Thanks for joining us! I really like the dark humor in your work, especially in I Should Be So Lucky. What do you see as the value and/or risk of humor in literature, especially poetry?
Collin: If a poem can make you laugh, I think it’s a successful poem. If you want a laugh or chuckle read Denise Duhamel (and her collaborations with Maureen Seaton), Wanda Coleman, Heather McHugh, Barbara Hamby, Frank O’Hara, James Tate, Billy Collins and David Kirby. Poetry doesn’t always have to be angsty and full of gravitas. In my case, I like a little sex and profanity mixed with my humor, so my work often leans in that direction. I like to make people laugh and also make them a little uncomfortable. I wish poets would take more risks like that.
I like your statement about the need for poets to take risks. Can you differentiate between “good” and “bad” forms of risk in writing? Put another way, do you have any personal rules about breaking rules?

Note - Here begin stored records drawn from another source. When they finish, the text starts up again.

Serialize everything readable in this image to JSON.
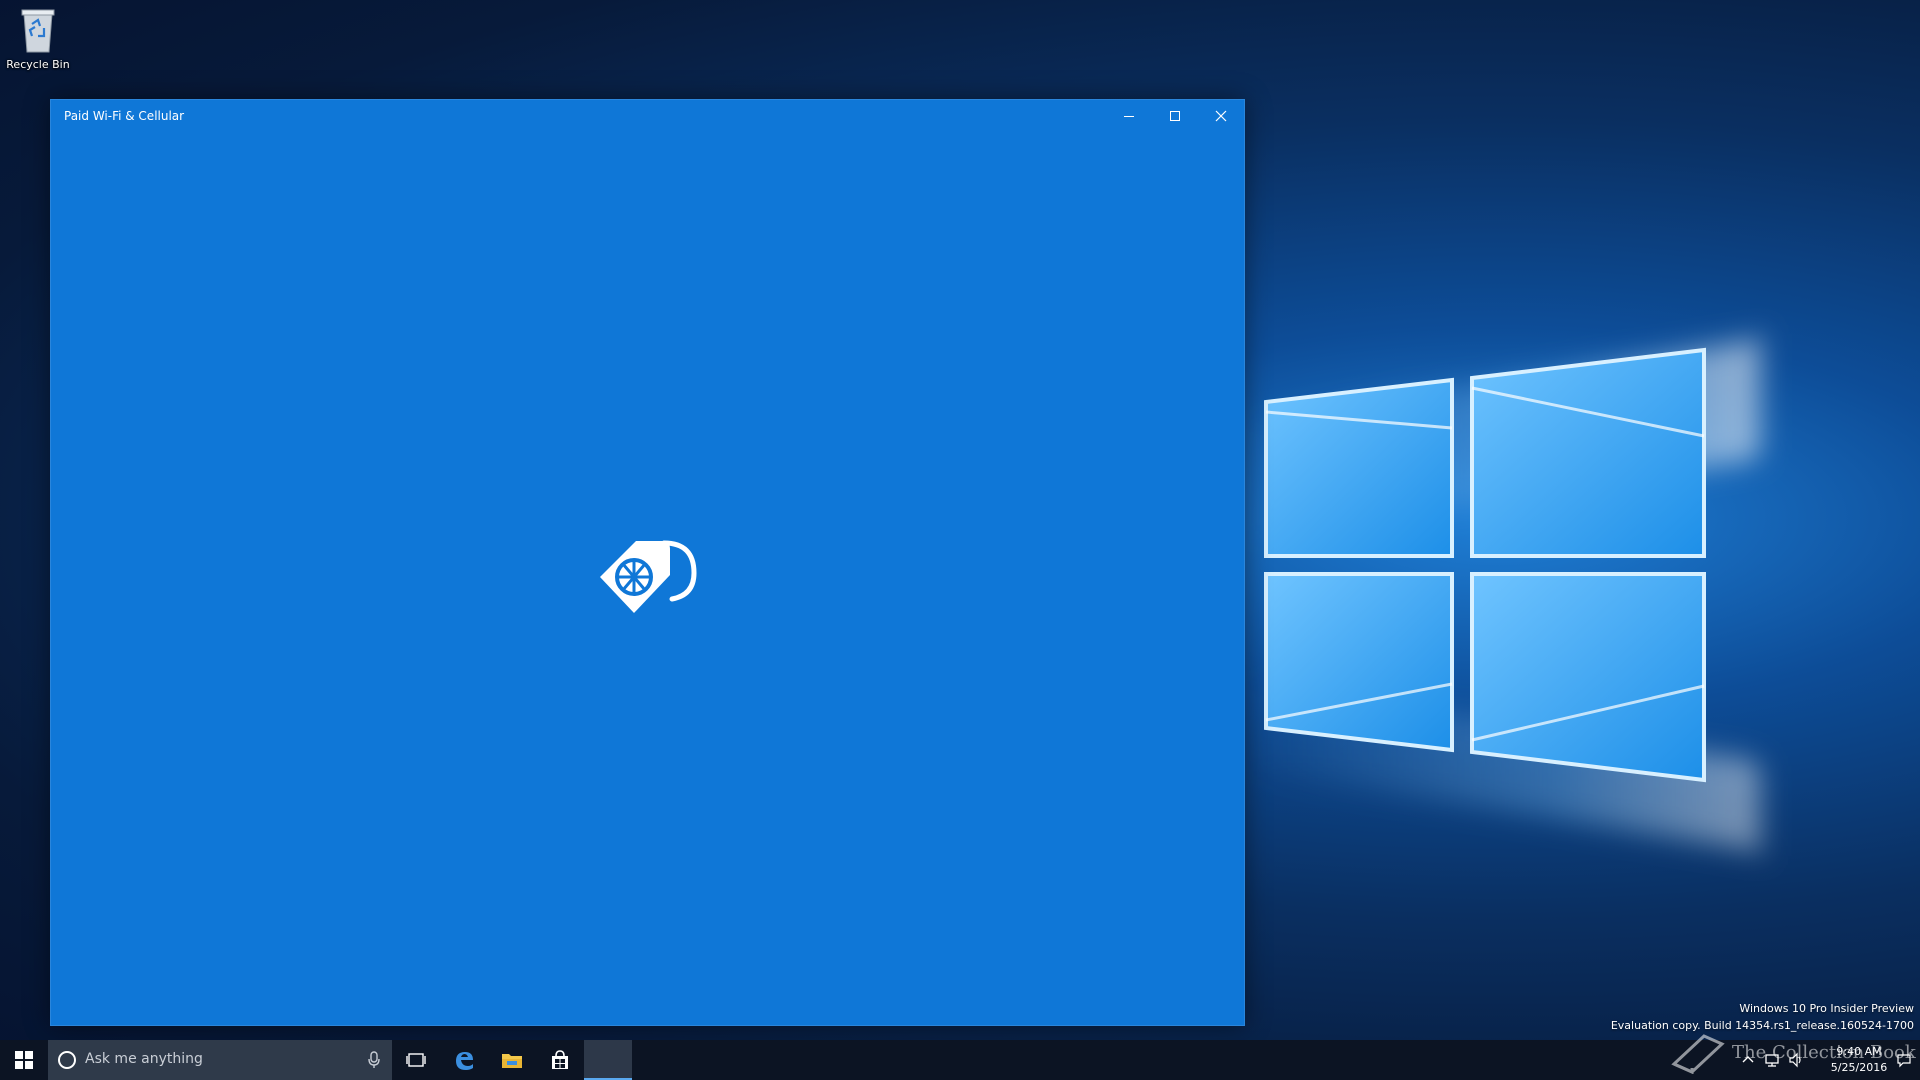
{
  "desktop": {
    "icons": [
      {
        "label": "Recycle Bin",
        "icon": "recycle-bin-icon"
      }
    ]
  },
  "window": {
    "title": "Paid Wi-Fi & Cellular",
    "app_icon": "paid-wifi-cellular-icon",
    "background_color": "#0f77d7",
    "controls": {
      "minimize": "minimize-icon",
      "maximize": "maximize-icon",
      "close": "close-icon"
    }
  },
  "taskbar": {
    "start_icon": "windows-start-icon",
    "search": {
      "placeholder": "Ask me anything",
      "icon": "cortana-icon",
      "mic_icon": "microphone-icon"
    },
    "pinned": [
      {
        "name": "Task View",
        "icon": "task-view-icon"
      },
      {
        "name": "Microsoft Edge",
        "icon": "edge-icon"
      },
      {
        "name": "File Explorer",
        "icon": "file-explorer-icon"
      },
      {
        "name": "Store",
        "icon": "store-icon"
      },
      {
        "name": "Paid Wi-Fi & Cellular",
        "icon": "app-running-icon",
        "active": true
      }
    ],
    "tray": {
      "icons": [
        "chevron-up-icon",
        "network-icon",
        "volume-icon"
      ],
      "time": "9:40 AM",
      "date": "5/25/2016",
      "action_center_icon": "action-center-icon"
    }
  },
  "watermark": {
    "line1": "Windows 10 Pro Insider Preview",
    "line2": "Evaluation copy. Build 14354.rs1_release.160524-1700"
  },
  "brand": {
    "text": "The Collection Book"
  }
}
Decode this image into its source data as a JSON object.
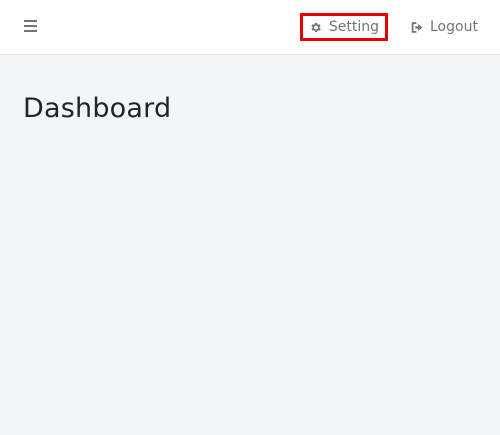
{
  "header": {
    "menu_icon": "hamburger-icon",
    "setting": {
      "label": "Setting",
      "icon": "gear-icon",
      "highlight_color": "#e60000"
    },
    "logout": {
      "label": "Logout",
      "icon": "sign-out-icon"
    }
  },
  "main": {
    "title": "Dashboard"
  },
  "colors": {
    "header_bg": "#ffffff",
    "body_bg": "#f3f5f9",
    "nav_text": "#6c757d",
    "title_text": "#212529"
  }
}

C: When I first started writing poetry and having poems published, I was careful not to mention names or use specific pronouns. I steered away from sex and kept the language fairly clean. As my voice and confidence grew, I knew I had to break free of the rules I was imposing upon myself. The rules were stifling the work. Many poets don’t want to admit that the “I” in a poem is actually them, but rather make it some nebulous speaker. I take full ownership of the “I” in my work. I use real names, I write about real scenarios and moments from my life and if the poem needs sex or profanity, I’m not afraid to go there. Of course, this isn’t diary evacuation we’re talking about, so it’s not like I’m revealing all my inner or secrets or those of my friends, family or former lovers. You can break rules and taboos and still keep a little mystery, too. When I sit down to write a poem, I don’t think about rules but whether or not I’m reaching a truth and whether this personal experience translates well enough for a stranger to understand and empathize.
I saw that your debut poetry collection, Better to Travel, is being reissued. Congrats! Tell us a little about that.
C: Better to Travel was originally self-published in 2003 against the advice of many fellow poets. I was told it would never sell, never get reviewed, never be taken seriously and I would never get a traditional press to give me a second look. I’m happy to say that the opposite of all those things happened. In the intervening dozen years, as my voice matured, I’ve wanted to polish up a few of the poems – mainly cleaning up linebreaks and tightening some of the language. Poetry Atlanta Press gave me the opportunity to do that, and I’m happy this “director’s cut” will be available in September.
You’re also a novelist and short story writer. Can you talk about how your process for writing and/or editing prose differs from your process with poetry?
C: I’ve come to embrace and trust the outline when writing prose. When I was working on the novel that’s coming out next year, I veered off that outline and it put me on a torturous three-month detour. Once I got back on the outline, the novel was finished in a matter of weeks. I always consider the first draft of a poem as a kind of outline, too. I stay true to the intent or inspiration behind the poem, but I add or subtract language as necessary. There’s a poem in Render called “Knoxville: Summer, 1982” that began as a dense, page-long prose poem. In the final draft, it became a sparse series of quatrains. It’s still the same poem, just boiled down to its essence.
What first got you interested in writing? Was there a different catalyst that sparked your interest in different genres?
C: My parents taught me to read at a very early age. By the time I was in first grade, I had read all of the Nancy Drew and Hardy Boys mystery books. I’ve been an insatiable reader ever since and I knew from a very early age that writing was the only thing I wanted to do with my life. I began my writing career as a journalist (I’m still a magazine editor by day) and that evolved into poetry, short stories, plays and eventually novels. I basically wanted to be Margaret Atwood or Alice Walker, because they so move between genres so deftly with skill and beauty. My literary idols are a disparate bunch: Anne Sexton, Walt Whitman, Ray Bradbury, Don DeLillo, John Irving, Isabel Allende, Henry James to name a few. I’m a wanton reader.
Any new projects you’re working on?
C: Leaving Paris, the final novel in The Venus Trilogy, will be out in early 2016, so I’m in editing stage with Sibling Rivalry Press. It’s been a long road to get these three novels (the other two are called Conquering Venus and Remain In Light) in front of readers, so I’m going to take a little break after that. A tiny one. Then it’s on to corralling the next poetry collection.
Random, totally non-academic question: who’s your favorite superhero, and why?
C: Wonder Woman. I’m of a certain age where I remember her first from the comics and cartoons, then the one-off movie with Cathy Lee Crosby and, of course, Lynda Carter. I think her story arc and development in the comics has made her the most interesting superhero we have. Whether she’s fighting the Nazis in her original iterations or now in her divine, God of War state, she’s remained true to her principals while kicking serious ass. She’s the only thing that will get me into the cinema to see that Superman vs. Batman schlock coming out next year. That will probably piss a few people off. Oh, well. Come for me, nerds.